Helpful playmaker who can bring the ball up the floor to initiate dribble handoff actions. With his rolling ability, his value will be heightened when he’s paired with shooters who can deliver accurate passes. He does a good job of throwing cross-court passes in the post to shooters, a skill that can translate to any spot or situation on the floor.
Quick second-leaping ability enhances his chances of making plays around the basket—whether he’s fighting for putbacks on offense, or altering shots on defense.
Scheme-versatile defender who is effective in drop coverage because of his great athleticism and coordination blocking shots, but he’s also agile enough to comfortably switch screens.
Left-hand-dominant player. The ball rarely even touches his right hand unless he’s dunking with both hands.
Unproven shooter. He’s making only 67.5 percent of his free throws in his college career, and he has attempted only three shots from behind the arc, missing all of them.
Undersized centers will always have limitations in certain matchups. If he needs to be paired with a beefy big to match up against someone like Nikola Jokic, then it may suffocate offensive spacing unless that teammate can also shoot 3s. Otherwise, it’s important for TJD to acquire that skill himself.
More Dean on Draft:
TJD is bit of an awkward NBA mold as an undersized center, measuring 6’8.25” without shoes with a 7’1 wingspan.
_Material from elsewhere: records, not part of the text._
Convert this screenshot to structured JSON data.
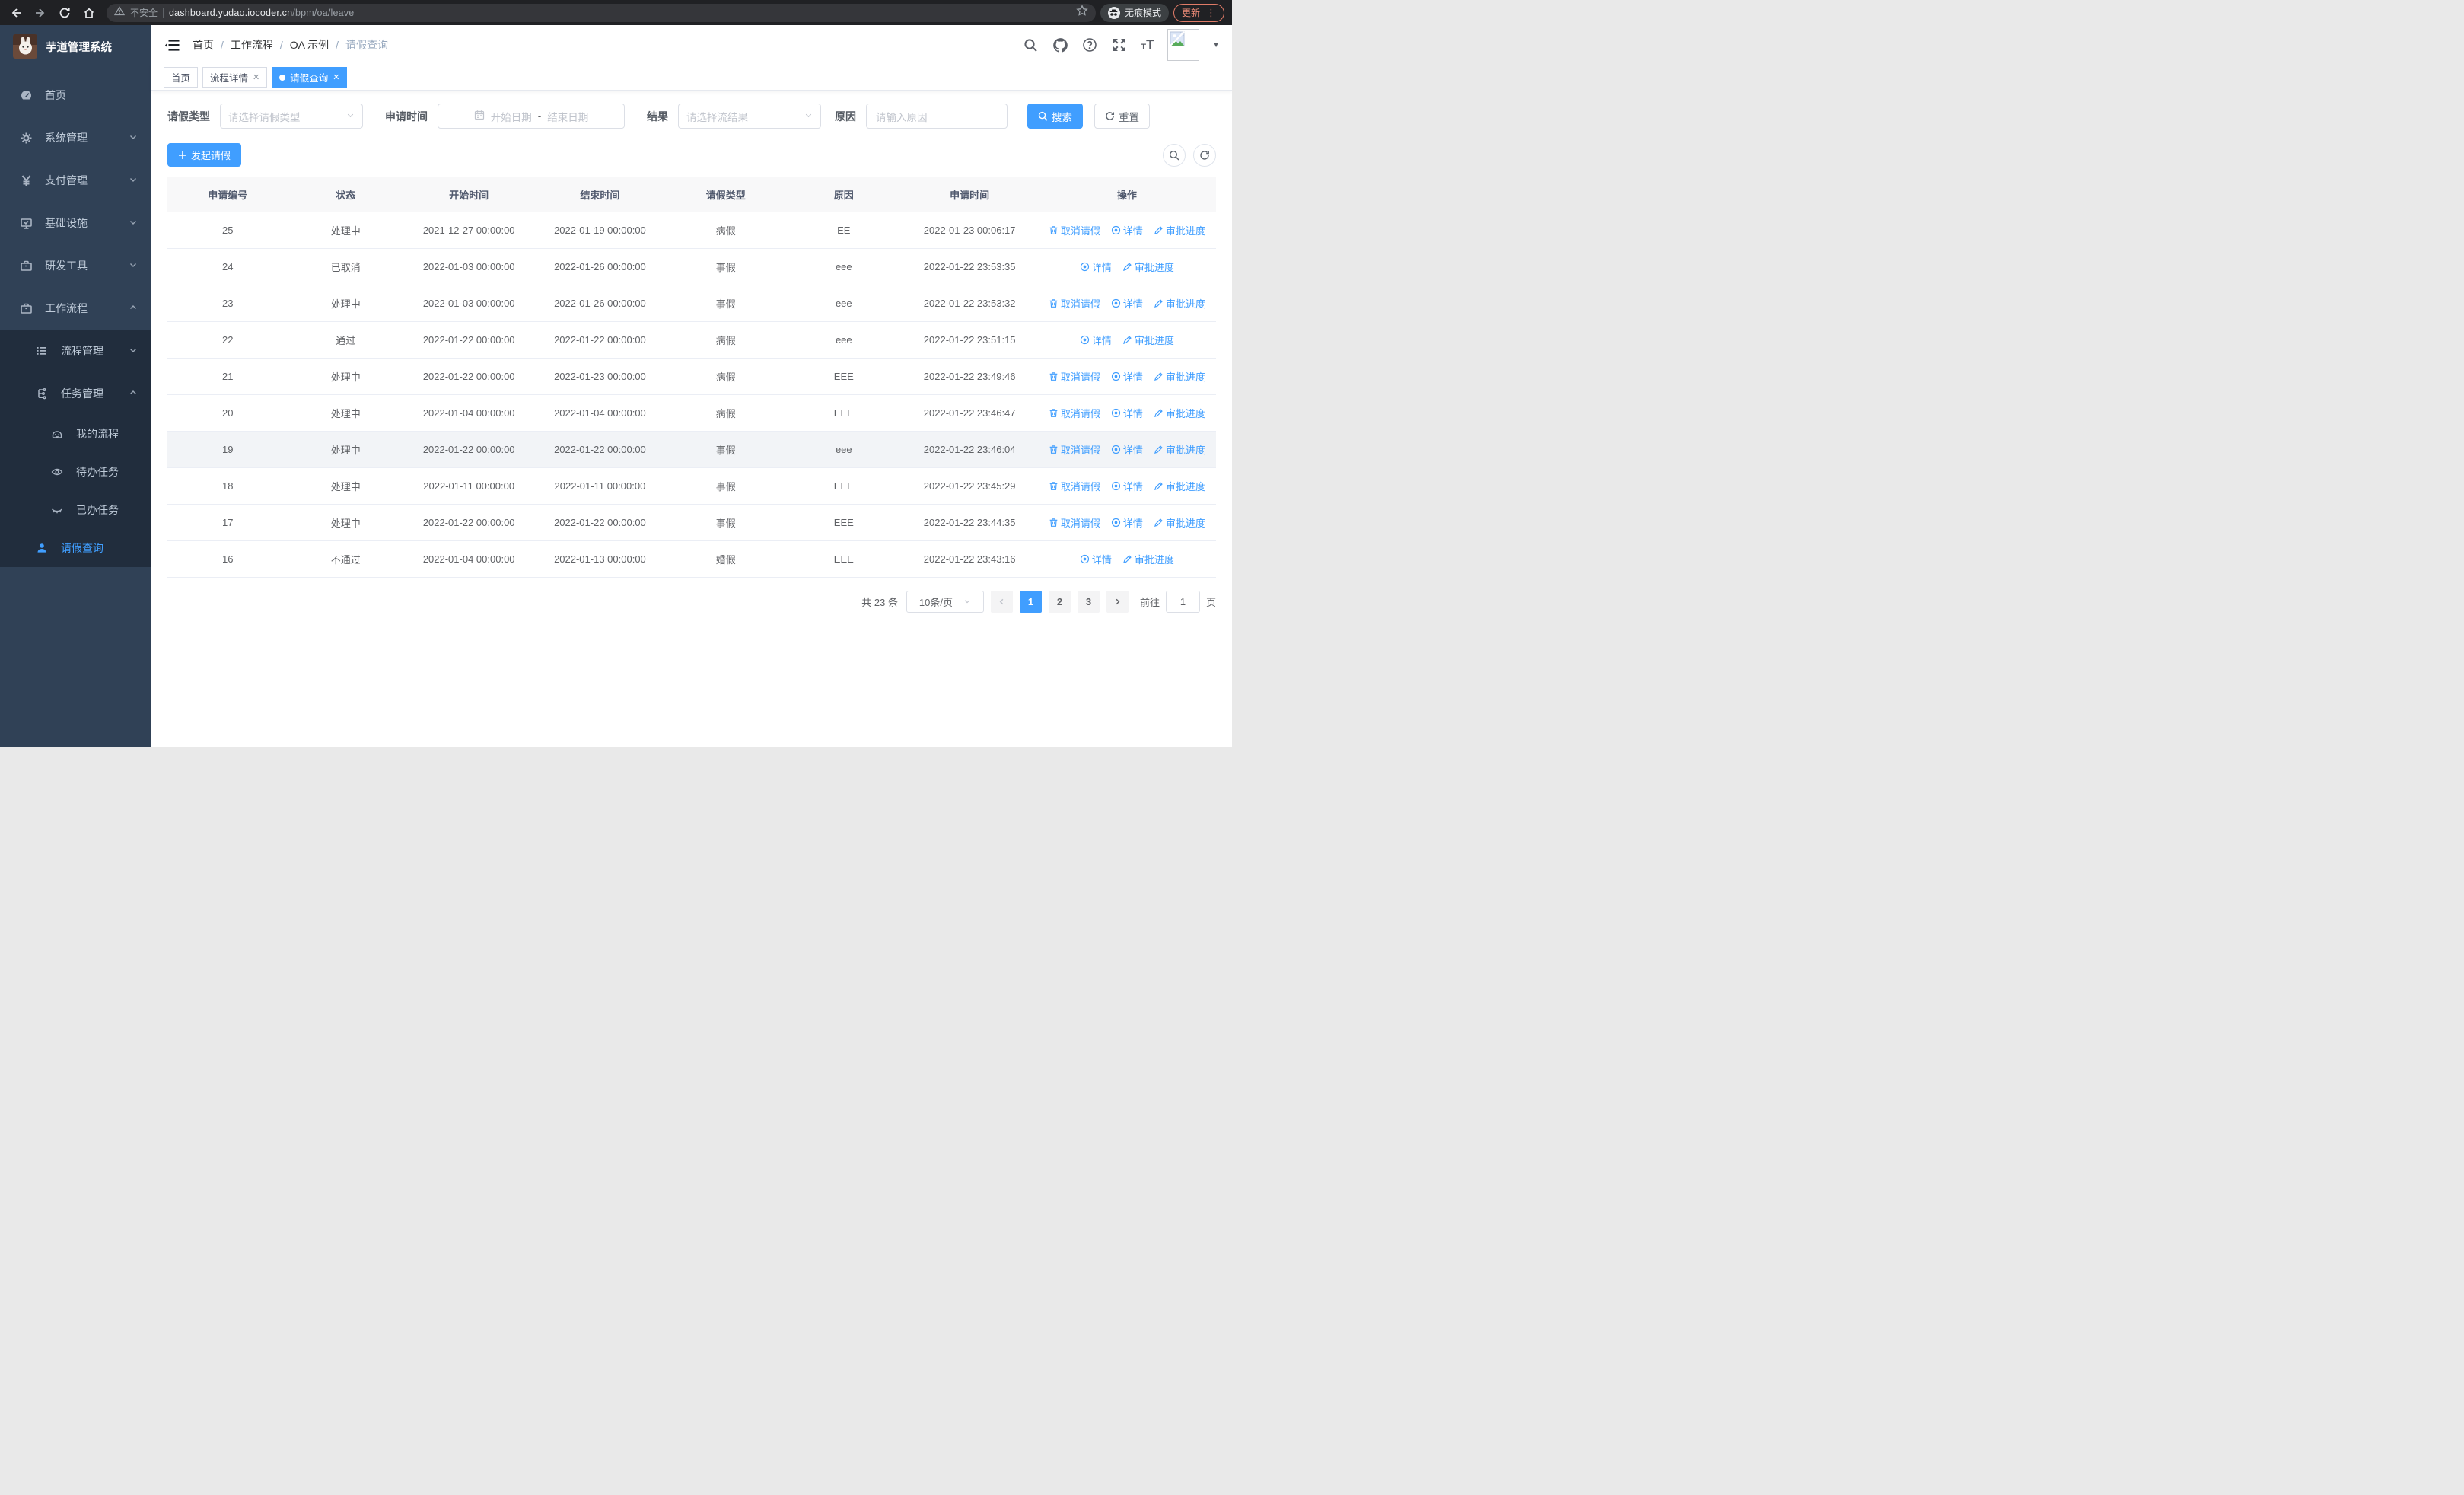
{
  "colors": {
    "primary": "#409EFF",
    "sidebar_bg": "#304156",
    "submenu_bg": "#212d3d",
    "chrome_bg": "#202124",
    "update_accent": "#E07B67",
    "table_header_bg": "#F8F8F9"
  },
  "browser": {
    "security_label": "不安全",
    "url_domain": "dashboard.yudao.iocoder.cn",
    "url_path": "/bpm/oa/leave",
    "incognito_label": "无痕模式",
    "update_label": "更新"
  },
  "sidebar": {
    "title": "芋道管理系统",
    "menu": [
      {
        "label": "首页"
      },
      {
        "label": "系统管理"
      },
      {
        "label": "支付管理"
      },
      {
        "label": "基础设施"
      },
      {
        "label": "研发工具"
      },
      {
        "label": "工作流程"
      }
    ],
    "submenu": [
      {
        "label": "流程管理"
      },
      {
        "label": "任务管理"
      },
      {
        "label": "我的流程"
      },
      {
        "label": "待办任务"
      },
      {
        "label": "已办任务"
      },
      {
        "label": "请假查询"
      }
    ]
  },
  "header": {
    "breadcrumb": [
      "首页",
      "工作流程",
      "OA 示例",
      "请假查询"
    ],
    "tabs": [
      {
        "label": "首页"
      },
      {
        "label": "流程详情"
      },
      {
        "label": "请假查询"
      }
    ]
  },
  "filters": {
    "leave_type_label": "请假类型",
    "leave_type_placeholder": "请选择请假类型",
    "apply_time_label": "申请时间",
    "date_start_placeholder": "开始日期",
    "date_separator": "-",
    "date_end_placeholder": "结束日期",
    "result_label": "结果",
    "result_placeholder": "请选择流结果",
    "reason_label": "原因",
    "reason_placeholder": "请输入原因",
    "search_label": "搜索",
    "reset_label": "重置"
  },
  "toolbar": {
    "create_label": "发起请假"
  },
  "table": {
    "columns": [
      "申请编号",
      "状态",
      "开始时间",
      "结束时间",
      "请假类型",
      "原因",
      "申请时间",
      "操作"
    ],
    "action_labels": {
      "cancel": "取消请假",
      "detail": "详情",
      "progress": "审批进度"
    },
    "rows": [
      {
        "id": "25",
        "status": "处理中",
        "start": "2021-12-27 00:00:00",
        "end": "2022-01-19 00:00:00",
        "type": "病假",
        "reason": "EE",
        "apply_time": "2022-01-23 00:06:17",
        "actions": [
          "cancel",
          "detail",
          "progress"
        ]
      },
      {
        "id": "24",
        "status": "已取消",
        "start": "2022-01-03 00:00:00",
        "end": "2022-01-26 00:00:00",
        "type": "事假",
        "reason": "eee",
        "apply_time": "2022-01-22 23:53:35",
        "actions": [
          "detail",
          "progress"
        ]
      },
      {
        "id": "23",
        "status": "处理中",
        "start": "2022-01-03 00:00:00",
        "end": "2022-01-26 00:00:00",
        "type": "事假",
        "reason": "eee",
        "apply_time": "2022-01-22 23:53:32",
        "actions": [
          "cancel",
          "detail",
          "progress"
        ]
      },
      {
        "id": "22",
        "status": "通过",
        "start": "2022-01-22 00:00:00",
        "end": "2022-01-22 00:00:00",
        "type": "病假",
        "reason": "eee",
        "apply_time": "2022-01-22 23:51:15",
        "actions": [
          "detail",
          "progress"
        ]
      },
      {
        "id": "21",
        "status": "处理中",
        "start": "2022-01-22 00:00:00",
        "end": "2022-01-23 00:00:00",
        "type": "病假",
        "reason": "EEE",
        "apply_time": "2022-01-22 23:49:46",
        "actions": [
          "cancel",
          "detail",
          "progress"
        ]
      },
      {
        "id": "20",
        "status": "处理中",
        "start": "2022-01-04 00:00:00",
        "end": "2022-01-04 00:00:00",
        "type": "病假",
        "reason": "EEE",
        "apply_time": "2022-01-22 23:46:47",
        "actions": [
          "cancel",
          "detail",
          "progress"
        ]
      },
      {
        "id": "19",
        "status": "处理中",
        "start": "2022-01-22 00:00:00",
        "end": "2022-01-22 00:00:00",
        "type": "事假",
        "reason": "eee",
        "apply_time": "2022-01-22 23:46:04",
        "actions": [
          "cancel",
          "detail",
          "progress"
        ],
        "highlighted": true
      },
      {
        "id": "18",
        "status": "处理中",
        "start": "2022-01-11 00:00:00",
        "end": "2022-01-11 00:00:00",
        "type": "事假",
        "reason": "EEE",
        "apply_time": "2022-01-22 23:45:29",
        "actions": [
          "cancel",
          "detail",
          "progress"
        ]
      },
      {
        "id": "17",
        "status": "处理中",
        "start": "2022-01-22 00:00:00",
        "end": "2022-01-22 00:00:00",
        "type": "事假",
        "reason": "EEE",
        "apply_time": "2022-01-22 23:44:35",
        "actions": [
          "cancel",
          "detail",
          "progress"
        ]
      },
      {
        "id": "16",
        "status": "不通过",
        "start": "2022-01-04 00:00:00",
        "end": "2022-01-13 00:00:00",
        "type": "婚假",
        "reason": "EEE",
        "apply_time": "2022-01-22 23:43:16",
        "actions": [
          "detail",
          "progress"
        ]
      }
    ]
  },
  "pagination": {
    "total_label": "共 23 条",
    "page_size": "10条/页",
    "pages": [
      "1",
      "2",
      "3"
    ],
    "active_page": "1",
    "goto_label": "前往",
    "goto_value": "1",
    "goto_suffix": "页"
  }
}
But we are a few years removed from seeing Brandon Clarke provide solid late first in a similar mold but even smaller, measuring 1” shorter and 4.75” less wingspan.
Clarke was more efficient with a ridiculous 70.3% 2P to Trayce’s 58.2%, but TJD offers higher scoring volume and nearly 2x the assist rate, with 6.8 assists per 100 compared to Clarke’s 3.8.
It’s difficult to say if TJD has the footspeed to cut it as an NBA defensive player, and his steal and block rates are lower than Clarke’s. But 2.9 blocks per game over 34.5 minutes is a high enough rate to give him outs to be a reasonable rim protector, and offensively he can be used as a creator, roll man, or garbage man.
He has been a high level starter for all 4 years at Indiana. Even though his mold is suboptimal, at some point it is difficult to deny his productivity, as it is easy to envision him as a useful NBA rotation player like Clarke.